Some additional highlights of this year’s report are:

- New construction and renovations pumped nearly $70 million into the local economy in 2011. Two major projects continue to offer employment and economic vitality to the area: The Mary Idema Pew Library Learning and Information Commons and the L. William Seidman Center for the Seidman College of Business. 

- More than 10,800 permanent off-campus jobs in the region exist because of Grand Valley’s campuses in those communities.

- There are more than 81,000 Grand Valley alumni and nearly half are living or working West Michigan’s tri-county area. 

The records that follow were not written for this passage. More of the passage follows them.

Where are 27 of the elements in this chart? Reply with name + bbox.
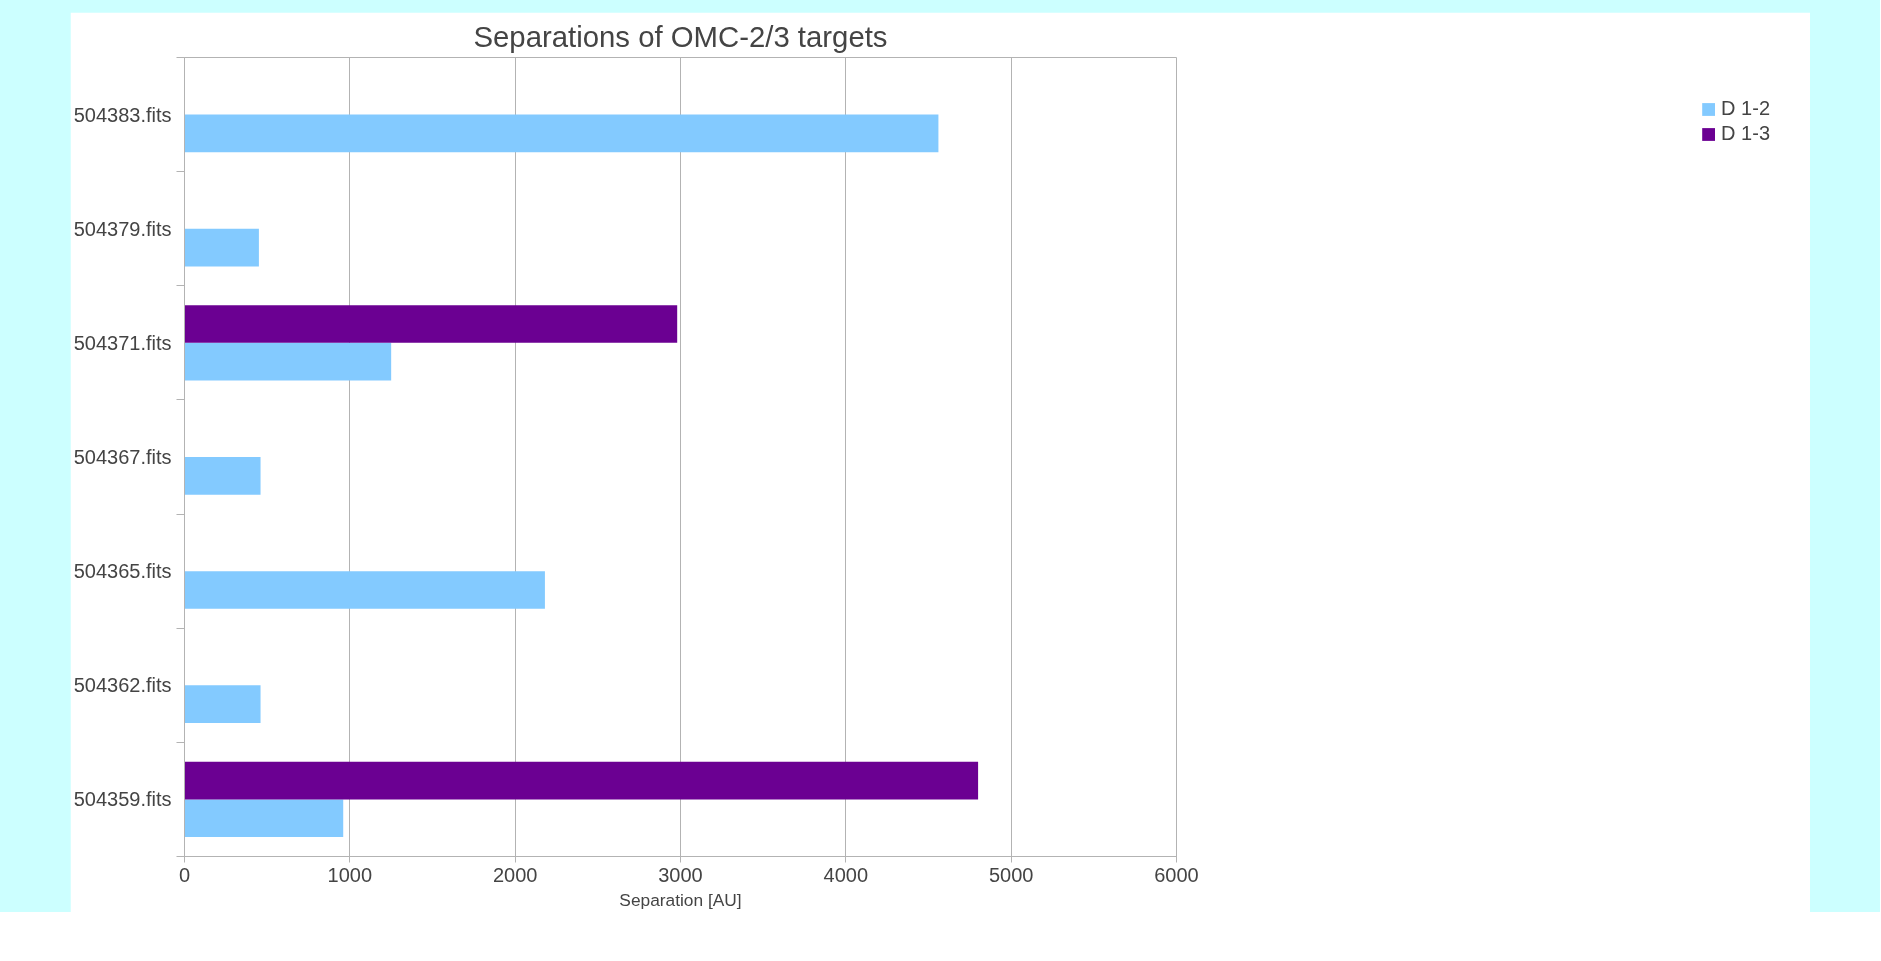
legend-label: D 1-3	[1721, 122, 1770, 145]
x-tick-label: 1000	[327, 863, 373, 886]
y-tick-label: 504383.fits	[73, 103, 172, 126]
bar	[184, 342, 392, 381]
y-tick-label: 504362.fits	[73, 674, 172, 697]
y-tick-label: 504359.fits	[73, 788, 172, 811]
x-tick-label: 3000	[658, 863, 703, 886]
y-tick-label: 504371.fits	[73, 331, 172, 354]
x-tick-label: 5000	[988, 863, 1034, 886]
x-tick-label: 2000	[492, 863, 538, 886]
chart-title: Separations of OMC-2/3 targets	[473, 19, 888, 53]
bar	[184, 457, 261, 495]
x-axis-title: Separation [AU]	[619, 889, 742, 910]
x-tick-label: 6000	[1154, 863, 1199, 886]
legend-label: D 1-2	[1721, 97, 1770, 120]
bar	[184, 114, 939, 153]
bar	[184, 685, 261, 723]
y-tick-label: 504367.fits	[73, 446, 172, 468]
bar	[184, 571, 545, 609]
bar	[184, 305, 678, 343]
bar	[184, 228, 259, 267]
x-tick-label: 0	[178, 863, 191, 886]
y-tick-label: 504365.fits	[73, 560, 172, 583]
bar	[184, 799, 344, 838]
x-tick-label: 4000	[823, 863, 869, 886]
bar	[184, 761, 979, 800]
y-tick-label: 504379.fits	[73, 217, 172, 240]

The entire Economic Impact brochure is posted at

 In other Board action:

-- Grand Valley acquires property in downtown Grand Rapids

The Trustees approved the purchase of the Admiral Gas Station located at 346 West Fulton St. The university will purchase the property that is near the center of the Pew Grand Rapids Campus for $1 million. The purchase of this property is key to consolidating the university’s properties into one large parcel that would be bordered by the Grand River to the east, Winter Avenue to the west, Fulton Street to the north and Butterworth Avenue to the south.

“This is a positive move for the university, but also for the city,” University Counsel Thomas A. Butcher said. “It’s part of Grand Valley’s initiative to improve the west side of the city, and the best use of this property is for educational purposes.”

Demolition of the property will be conducted this summer.